Only 3 radiation sessions left!! I will be done the major stuff on Nov 14th. Hard to believe.
It’s been a long year……
- Mammogram in January
- Compression Mammo, Biopsy & Invasive Ductral Carcinoma breast cancer diagnosis in February
- Lumpectomy & sentinel Node biopsy, results-stage 1, grade 3 (aggressive) cancer, and clear margins from surgery in March
- 6 rounds of chemo, 3 FEC & 3 DH from April till August
- healing from chemo, September and on-going
- Herceptin August and will continue to June 2014
- 25 sessions of radiation October-November
- healing from radiation November-December
Wow…I can hardly wait for 2014!!
The last few radiation sessions have resulted in my skin getting very burned and itchy. So far I don’t have any skin breakage, but I don’t think I will be so lucky to continue saying that next week. I’ve been using cold saline solution compresses to take down the itchy burning feeling. As well, I’ve now using a steroid cream. It’s really bad right at the side above my scar where they took my lymph node out, and that right where my bra hits. Uncomfortable.
I was also told by the Radiation Therapists (a huge shout out to everyone on PRI06 at Sunnybrook, there are such an amazing group of men and women!) that it is the 2 weeks AFTER I finish up rads that I will have the more severe effects on the skin. 😦
….and then the HEALING BEGINS! 🙂
Thanks to everyone who has been following my countdown on Facebook, I love your cheers as it makes me feel like I do have my own personal posse of positive vibes from incredible people. I don’t think of myself as anything more than someone who is doing what they need to do to get through a nasty time in my life.
Having cancer changes your life, treatment isn’t “fun”, but it’s not all horrible. I’ve tried to keep a balance in my life, and have been fortunate to have had the strength & energy to continue working through all this. I think I might write future blogs on what to expect, or things that might help others if they are faced with chemo etc. hmm….something for me to think about. The harder part now will be figuring out who Randy is after cancer. I will always live with the fear of it coming back. Somehow I have to reconcile all that, and that’s a big thing, with getting on everyday with my life.

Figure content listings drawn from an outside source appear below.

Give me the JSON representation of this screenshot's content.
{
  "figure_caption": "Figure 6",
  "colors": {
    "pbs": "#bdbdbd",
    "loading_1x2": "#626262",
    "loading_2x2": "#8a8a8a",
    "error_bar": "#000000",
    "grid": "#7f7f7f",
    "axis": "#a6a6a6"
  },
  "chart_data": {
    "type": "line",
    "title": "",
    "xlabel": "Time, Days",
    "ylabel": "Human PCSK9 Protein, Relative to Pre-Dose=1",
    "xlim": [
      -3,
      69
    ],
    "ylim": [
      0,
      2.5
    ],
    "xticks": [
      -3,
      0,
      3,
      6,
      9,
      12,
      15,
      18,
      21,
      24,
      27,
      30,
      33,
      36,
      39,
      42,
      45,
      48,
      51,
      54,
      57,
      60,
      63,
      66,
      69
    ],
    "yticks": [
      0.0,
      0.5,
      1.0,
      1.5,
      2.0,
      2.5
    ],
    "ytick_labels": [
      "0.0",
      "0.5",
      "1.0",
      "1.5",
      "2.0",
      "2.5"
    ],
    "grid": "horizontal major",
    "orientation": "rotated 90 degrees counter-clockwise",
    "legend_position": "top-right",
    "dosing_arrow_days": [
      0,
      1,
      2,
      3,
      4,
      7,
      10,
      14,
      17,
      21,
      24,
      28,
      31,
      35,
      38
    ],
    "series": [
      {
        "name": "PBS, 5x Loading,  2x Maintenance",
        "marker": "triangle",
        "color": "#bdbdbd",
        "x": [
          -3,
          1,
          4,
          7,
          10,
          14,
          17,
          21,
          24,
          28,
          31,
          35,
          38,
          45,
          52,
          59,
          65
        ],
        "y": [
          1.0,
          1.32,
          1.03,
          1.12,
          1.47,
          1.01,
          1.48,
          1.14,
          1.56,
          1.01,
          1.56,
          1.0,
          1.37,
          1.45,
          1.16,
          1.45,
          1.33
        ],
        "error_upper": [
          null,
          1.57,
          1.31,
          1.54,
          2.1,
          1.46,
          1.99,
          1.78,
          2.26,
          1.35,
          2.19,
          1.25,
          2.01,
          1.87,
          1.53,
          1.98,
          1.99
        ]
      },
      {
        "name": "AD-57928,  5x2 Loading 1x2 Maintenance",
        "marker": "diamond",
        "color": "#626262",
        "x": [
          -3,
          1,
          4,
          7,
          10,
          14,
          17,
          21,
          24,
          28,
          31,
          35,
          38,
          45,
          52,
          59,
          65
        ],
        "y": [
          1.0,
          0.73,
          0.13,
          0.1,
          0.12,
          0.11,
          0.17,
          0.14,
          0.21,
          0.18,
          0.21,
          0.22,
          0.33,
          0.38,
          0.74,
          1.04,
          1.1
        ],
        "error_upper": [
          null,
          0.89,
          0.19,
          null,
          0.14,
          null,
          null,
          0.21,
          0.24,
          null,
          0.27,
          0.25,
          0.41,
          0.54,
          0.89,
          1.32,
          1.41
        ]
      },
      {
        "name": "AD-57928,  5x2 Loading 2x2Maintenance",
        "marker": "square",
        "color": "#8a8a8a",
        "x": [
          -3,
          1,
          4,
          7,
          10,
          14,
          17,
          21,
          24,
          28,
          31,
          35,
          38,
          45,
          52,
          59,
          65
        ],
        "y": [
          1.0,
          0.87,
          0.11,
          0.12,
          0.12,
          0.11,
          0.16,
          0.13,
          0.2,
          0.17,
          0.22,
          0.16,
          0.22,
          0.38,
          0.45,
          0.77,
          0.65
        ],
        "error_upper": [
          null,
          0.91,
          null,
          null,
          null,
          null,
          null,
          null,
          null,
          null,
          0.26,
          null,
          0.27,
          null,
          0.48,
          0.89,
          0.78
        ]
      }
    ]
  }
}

Having so many friends and family there for me physically and virtually, makes the tough days a little easier. I always tell people that my record for getting through the tough days is 100%.
It’s kind of strange to be thinking that as of the end of next week, all the major stuff will be done! Ringing the bell, celebrating the end of chemo at Princess Margaret Cancer Care was incredible! I remember a few days later, having an emotional breakdown . The realization of what “could have been” had my cancer not have been found so early, really hit me. It’s hard to know how many emotion are going to surface once rads are over. My whole focus this past year has been on getting treatment to make sure the cancer won’t come back.
I made it through, I did it. But I didn’t do it alone. Yes, I was the one receiving the treatment, however, there were so many that were right there by my side, every step of them way.
And to all of you, I am eternally grateful.